Berdasarkan jadwal yang dipublikasikan, setelah pengumuman rancangan akuisisi pada 7 Juli 2026, kreditur diberikan kesempatan mengajukan keberatan hingga 21 Juli 2026. Selanjutnya, RUPS diperkirakan digelar pada awal Agustus 2026, dengan tanggal efektif akuisisi ditargetkan pada 7 Agustus 2026.

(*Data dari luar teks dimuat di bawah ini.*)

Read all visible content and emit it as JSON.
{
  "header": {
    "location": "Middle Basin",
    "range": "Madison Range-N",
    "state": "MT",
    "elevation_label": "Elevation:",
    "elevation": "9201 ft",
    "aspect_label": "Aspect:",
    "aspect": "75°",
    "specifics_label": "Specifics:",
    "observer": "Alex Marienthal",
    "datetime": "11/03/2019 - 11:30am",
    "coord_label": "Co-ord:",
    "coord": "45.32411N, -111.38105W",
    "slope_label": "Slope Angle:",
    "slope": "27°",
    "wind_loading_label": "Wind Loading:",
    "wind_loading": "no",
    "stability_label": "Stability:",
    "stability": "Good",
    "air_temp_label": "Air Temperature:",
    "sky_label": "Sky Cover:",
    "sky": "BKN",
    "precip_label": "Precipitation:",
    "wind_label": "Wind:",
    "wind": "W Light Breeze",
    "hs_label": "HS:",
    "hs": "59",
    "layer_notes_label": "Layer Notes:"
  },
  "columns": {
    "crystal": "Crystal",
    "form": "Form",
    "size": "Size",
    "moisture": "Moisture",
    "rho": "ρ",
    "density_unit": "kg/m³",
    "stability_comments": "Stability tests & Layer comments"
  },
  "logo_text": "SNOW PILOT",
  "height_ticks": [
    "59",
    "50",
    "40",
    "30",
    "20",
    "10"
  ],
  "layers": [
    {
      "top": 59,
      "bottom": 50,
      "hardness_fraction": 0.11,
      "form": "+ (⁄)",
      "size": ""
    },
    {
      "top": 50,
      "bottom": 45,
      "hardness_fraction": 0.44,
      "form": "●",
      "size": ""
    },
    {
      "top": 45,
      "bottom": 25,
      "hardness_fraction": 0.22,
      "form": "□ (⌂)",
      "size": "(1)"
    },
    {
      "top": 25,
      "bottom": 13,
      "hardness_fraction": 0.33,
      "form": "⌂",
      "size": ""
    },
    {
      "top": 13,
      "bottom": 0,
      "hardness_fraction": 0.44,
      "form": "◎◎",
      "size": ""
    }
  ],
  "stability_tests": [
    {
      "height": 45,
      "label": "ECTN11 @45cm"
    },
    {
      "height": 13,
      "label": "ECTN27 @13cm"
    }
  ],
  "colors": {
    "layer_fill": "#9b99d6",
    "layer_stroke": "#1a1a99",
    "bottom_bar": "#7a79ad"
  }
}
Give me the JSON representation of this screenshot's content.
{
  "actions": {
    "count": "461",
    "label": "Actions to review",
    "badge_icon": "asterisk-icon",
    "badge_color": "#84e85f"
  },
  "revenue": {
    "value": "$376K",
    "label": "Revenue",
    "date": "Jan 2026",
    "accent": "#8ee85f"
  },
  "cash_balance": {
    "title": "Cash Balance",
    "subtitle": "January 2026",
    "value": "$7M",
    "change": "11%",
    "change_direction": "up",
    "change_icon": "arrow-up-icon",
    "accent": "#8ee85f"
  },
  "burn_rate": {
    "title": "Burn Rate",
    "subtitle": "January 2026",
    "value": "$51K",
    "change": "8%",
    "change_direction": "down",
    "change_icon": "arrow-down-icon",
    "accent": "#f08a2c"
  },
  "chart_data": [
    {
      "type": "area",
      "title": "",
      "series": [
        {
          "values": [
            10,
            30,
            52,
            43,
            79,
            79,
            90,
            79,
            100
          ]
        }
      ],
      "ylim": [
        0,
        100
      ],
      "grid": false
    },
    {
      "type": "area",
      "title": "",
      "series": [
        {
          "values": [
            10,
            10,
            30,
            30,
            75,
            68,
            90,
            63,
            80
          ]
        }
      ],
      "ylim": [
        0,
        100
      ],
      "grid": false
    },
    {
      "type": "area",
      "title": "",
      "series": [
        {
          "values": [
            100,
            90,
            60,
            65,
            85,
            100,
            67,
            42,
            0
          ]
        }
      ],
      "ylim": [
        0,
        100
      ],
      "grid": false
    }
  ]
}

Dalam dokumen keterbukaan informasi tersebut, BKAL juga menegaskan bahwa aksi korporasi tidak akan mengubah anggaran dasar PT Sehat Senang Sugih. Selain itu, status hubungan kerja karyawan tetap mengacu pada ketentuan peraturan perundang-undangan yang berlaku, sedangkan susunan direksi dan dewan komisaris tidak mengalami perubahan hingga transaksi dinyatakan efektif.
BKAL sendiri dalam prospektus KRYA tercatat dimiliki oleh Hok Gwan (Dharmo Budiono) sebesar 60,31 persen, Brigitta Notoatmodjo (39,66 persen), Andy Kristanto (0,013 persen), dan sisanya 0,008 persen oleh Pramana Budihardjo.
Perseroan juga mengingatkan bahwa pemegang saham yang tidak menyetujui rencana pengambilalihan memiliki hak untuk menggunakan mekanisme yang diatur dalam peraturan perundang-undangan. Pelaksanaan akuisisi mengacu pada ketentuan Undang-Undang Nomor 40 Tahun 2007 tentang Perseroan Terbatas.
Dalam pengumuman terpisah, Sehat Senang Sugih sendiri memperkenalkan diri sebagai perusahaan kesehatan yang tengah merekrut karyawan sebagai perawat.